See below for the research themes our Division focuses on.
The acute brain injury research program of the University of Cambridge Division of Anaesthesia has aimed to understand regional cerebral pathophysiology to advance the care of critically ill patients after brain injury, from initial ictus, through recovery from coma and rehabilitation, to final outcome.
The aim of the Consciousness and Cognition group is twofold.
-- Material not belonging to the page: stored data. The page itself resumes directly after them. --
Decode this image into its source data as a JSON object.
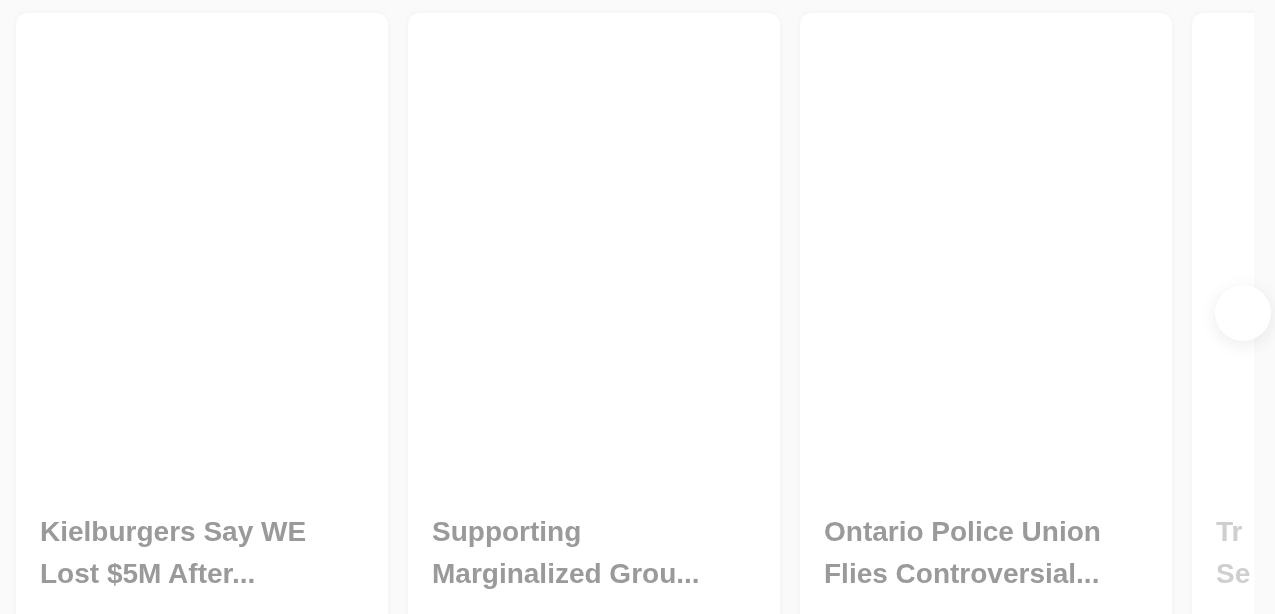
{
  "cards": [
    {
      "title_lines": [
        "Kielburgers Say WE",
        "Lost $5M After..."
      ],
      "faded": false
    },
    {
      "title_lines": [
        "Supporting",
        "Marginalized Grou..."
      ],
      "faded": false
    },
    {
      "title_lines": [
        "Ontario Police Union",
        "Flies Controversial..."
      ],
      "faded": false
    },
    {
      "title_lines": [
        "Tr",
        "Se"
      ],
      "faded": true
    }
  ]
}
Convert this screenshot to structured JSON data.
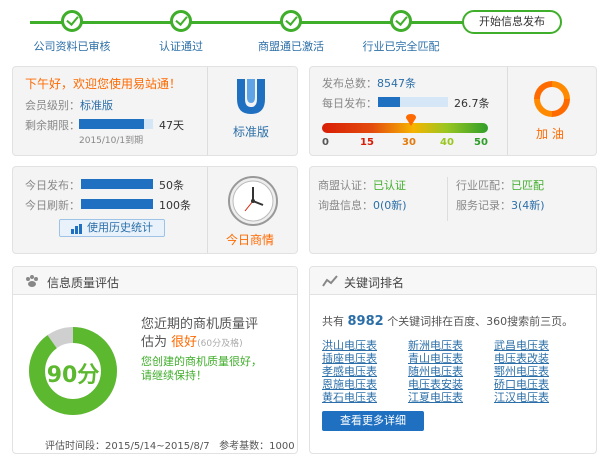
{
  "steps": [
    {
      "label": "公司资料已审核"
    },
    {
      "label": "认证通过"
    },
    {
      "label": "商盟通已激活"
    },
    {
      "label": "行业已完全匹配"
    }
  ],
  "final_step": {
    "label": "开始信息发布"
  },
  "account": {
    "greeting": "下午好，欢迎您使用易站通！",
    "level_label": "会员级别：",
    "level_value": "标准版",
    "remaining_label": "剩余期限：",
    "remaining_value": "47天",
    "remaining_fraction": 0.88,
    "expiry_note": "2015/10/1到期",
    "badge_label": "标准版"
  },
  "publish": {
    "total_label": "发布总数：",
    "total_value": "8547条",
    "daily_label": "每日发布：",
    "daily_value": "26.7条",
    "daily_fraction": 0.32,
    "scale_ticks": [
      "0",
      "15",
      "30",
      "40",
      "50"
    ],
    "scale_marker_value": 26.7,
    "boost_label": "加 油"
  },
  "today": {
    "publish_label": "今日发布：",
    "publish_value": "50条",
    "refresh_label": "今日刷新：",
    "refresh_value": "100条",
    "history_button": "使用历史统计",
    "clock_label": "今日商情"
  },
  "status": {
    "alliance_label": "商盟认证：",
    "alliance_value": "已认证",
    "industry_label": "行业匹配：",
    "industry_value": "已匹配",
    "inquiry_label": "询盘信息：",
    "inquiry_value": "0(0新)",
    "service_label": "服务记录：",
    "service_value": "3(4新)"
  },
  "quality": {
    "title": "信息质量评估",
    "score": "90分",
    "score_fraction": 0.9,
    "desc_line1": "您近期的商机质量评",
    "desc_line2_prefix": "估为",
    "desc_rating": "很好",
    "desc_threshold": "(60分及格)",
    "encourage_line1": "您创建的商机质量很好，",
    "encourage_line2": "请继续保持！",
    "footer_time": "评估时间段：2015/5/14~2015/8/7",
    "footer_base": "参考基数：1000"
  },
  "keywords": {
    "title": "关键词排名",
    "summary_prefix": "共有",
    "summary_count": "8982",
    "summary_suffix": "个关键词排在百度、360搜索前三页。",
    "col1": [
      "洪山电压表",
      "插座电压表",
      "孝感电压表",
      "恩施电压表",
      "黄石电压表"
    ],
    "col2": [
      "新洲电压表",
      "青山电压表",
      "随州电压表",
      "电压表安装",
      "江夏电压表"
    ],
    "col3": [
      "武昌电压表",
      "电压表改装",
      "鄂州电压表",
      "硚口电压表",
      "江汉电压表"
    ],
    "more_button": "查看更多详细"
  },
  "colors": {
    "green": "#3fae2a",
    "blue": "#1f70c1",
    "orange": "#ff6a00"
  }
}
We investigate both the neural basis of consciousness and the neural basis for poor cognitive outcome following traumatic brain injury.
The Critical Care Biology Group aims to elucidate the mechanisms underlying development of conditions occurring in the critically ill such as sepsis, nosocomial infection, and acute respiratory distress syndrome (ARDS).
In collaboration with the NIHR Global Health Research Group on Neurotrauma and others we are working to understand how to improve the provision of perioperative care in resource-poor environments.
In collaboration with the Healthcare Design Group in the Department of Engineering we are exploring how a systems approach can be applied to the improvement of perioperative and anaesthetic care.
Preoperative research in the UDA is evolving around several key themes including risk stratification and prehabilitation, long term outcomes of perioperative events, systems thinking, transplant surgery, and global health. The department is drawing on pre-existing expertise in large scale data analysis and critical care to pursue these, while exploring the research potential of the comprehensive electronic health record present within Addenbrooke’s hospital.
Physiology in Critical Illness
The Physiology in Critical Illness Group carries out a wide range of research into physiological processes related mainly to acute cardiorespiratory illness. We are interested in the experimental study, application and mathematical modelling of physiology in the critically ill.